Et quelque cent ans plus tard, COLUCHE confirmait les propos du Léopard du Panthéon en plaisant à nous dire que :

" Si voter servait à quelque chose,

Il y a longtemps que ce serait interdit ".

Les sous-hommes sont-ils parmi nous ?

Allez voter - votez bien - puisque la société se targue à vous dire qu'elle est démocratique ! Mais surtout? votez pour vous-même, car seule votre voix mérite d'être écoutée !

Si vous votez pour un autre que vous, c'est votre liberté que vous offrez à quelqu'un qui saura en abuser !

Beaucoup de " bipèdes " sont finalement toujours en quête de fruits? sur l'arbre de l'autre?

Le célèbre propos attribué à PINDARE par Friedrich NIETZSCHE ne veut pas dire selon quelques assurances freudiennes, qu'il est juste et bon de tuer le père !

" Deviens ce que tu es " n'invite pas nécessairement non plus à la recherche du surhomme, figure emblématique d'un nouveau dieu? mais cette " devise " proposerait plutôt une introspection par l'écoute et la rencontre, afin d'aider chacun à s'harmoniser, corps, cœur, esprit, et à révéler l'ensemble des pièces du puzzle qui nous constitue depuis la nuit des temps?

C'est bien " l'analyse de l'amour humain " qui se dévoile dans cette citation !

Ne pas voter, est un autre mode de refus ; Il s'agit d'une avancée démocratique non négligeable, qui va permettre à des milliers voire des millions d'Algériens qui n'ont plus, ou jamais eu confiance en nos dirigeants politiques et ne placent aucun espoir en eux, de s'exprimer librement mais autrement que d'aller dans les urnes.

Indéniablement, un certain nombre de citoyens ont une vision désenchantée de la politique.
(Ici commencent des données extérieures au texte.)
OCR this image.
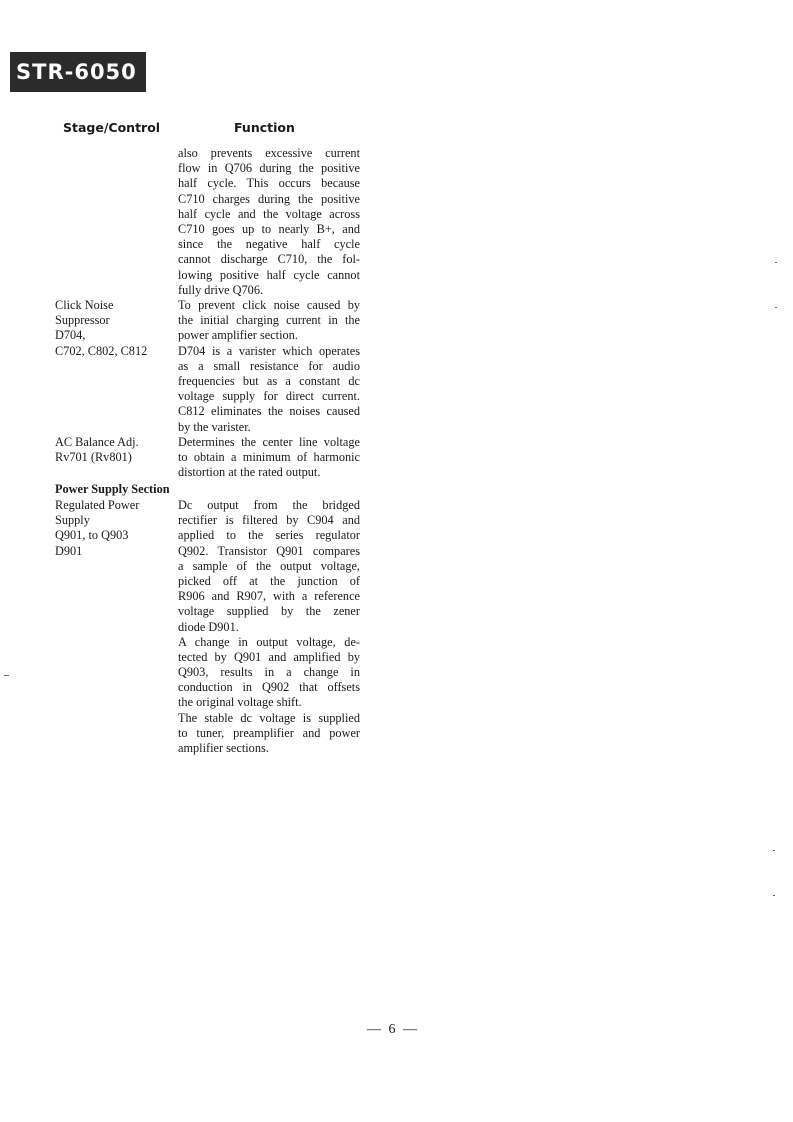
STR-6050
Stage/Control	Function
also prevents excessive current
flow in Q706 during the positive
half cycle. This occurs because
C710 charges during the positive
half cycle and the voltage across
C710 goes up to nearly B+, and
since the negative half cycle
cannot discharge C710, the fol-
lowing positive half cycle cannot
fully drive Q706.
Click Noise
Suppressor
D704,
C702, C802, C812
To prevent click noise caused by
the initial charging current in the
power amplifier section.
D704 is a varister which operates
as a small resistance for audio
frequencies but as a constant dc
voltage supply for direct current.
C812 eliminates the noises caused
by the varister.
AC Balance Adj.
Rv701 (Rv801)
Determines the center line voltage
to obtain a minimum of harmonic
distortion at the rated output.
Power Supply Section
Regulated Power
Supply
Q901, to Q903
D901
Dc output from the bridged
rectifier is filtered by C904 and
applied to the series regulator
Q902. Transistor Q901 compares
a sample of the output voltage,
picked off at the junction of
R906 and R907, with a reference
voltage supplied by the zener
diode D901.
A change in output voltage, de-
tected by Q901 and amplified by
Q903, results in a change in
conduction in Q902 that offsets
the original voltage shift.
The stable dc voltage is supplied
to tuner, preamplifier and power
amplifier sections.
— 6 —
Quoi d'étonnant lorsqu'elle s'apparente plus à une tactique pour la prise du pouvoir et sa conservation qu'à celle de servir son peuple par le débat, le dialogue, les propositions et la réalisation de lois au service du bien commun.

Et que dire de la multiplication sans fin des scandales politiques ? Affaires Khalifa, feuilletons : SONATRACH, d'argent détourné, de financements plus ou moins occultes? et j'en passe !

La question de la rémunération pour le moins excessive de nos politiciens se pose aussi, quand certains d'entre eux ont un taux d'absence sur les bancs décisionnaires-APN par exemple -qui laisse pantois. Quel bel exemple donné à nos plus jeunes !

Ce dégoût légitime de la politique se ressent par la montée chaque année de plusieurs affaires et scandales laisse dire que notre pays n'a pas d'institutions ; ni une justice ni d'appareils de contrôle : Mais uniquement des symboles vides comme une éponge privée d'eau !

Et puis, le peuple Algérien n'est bon qu'à voter pour renouveler les mêmes résultats d'échecs de ses prélats? On ne fait jamais appel à lui pour les grandes décisions qui le concernent directement. Alors, dans de telles conditions, à quoi bon voter ?

Il sera désormais possible de dégainer un carton rouge à nos politiciens. De quoi, je l'espère, les faire réfléchir? les amener à partir et laisser cette nation se reconstruire par tous les Algériens ou la compétence sera le seul paramètre de gouverner et cohabiter avec toutes les différences de notre pays.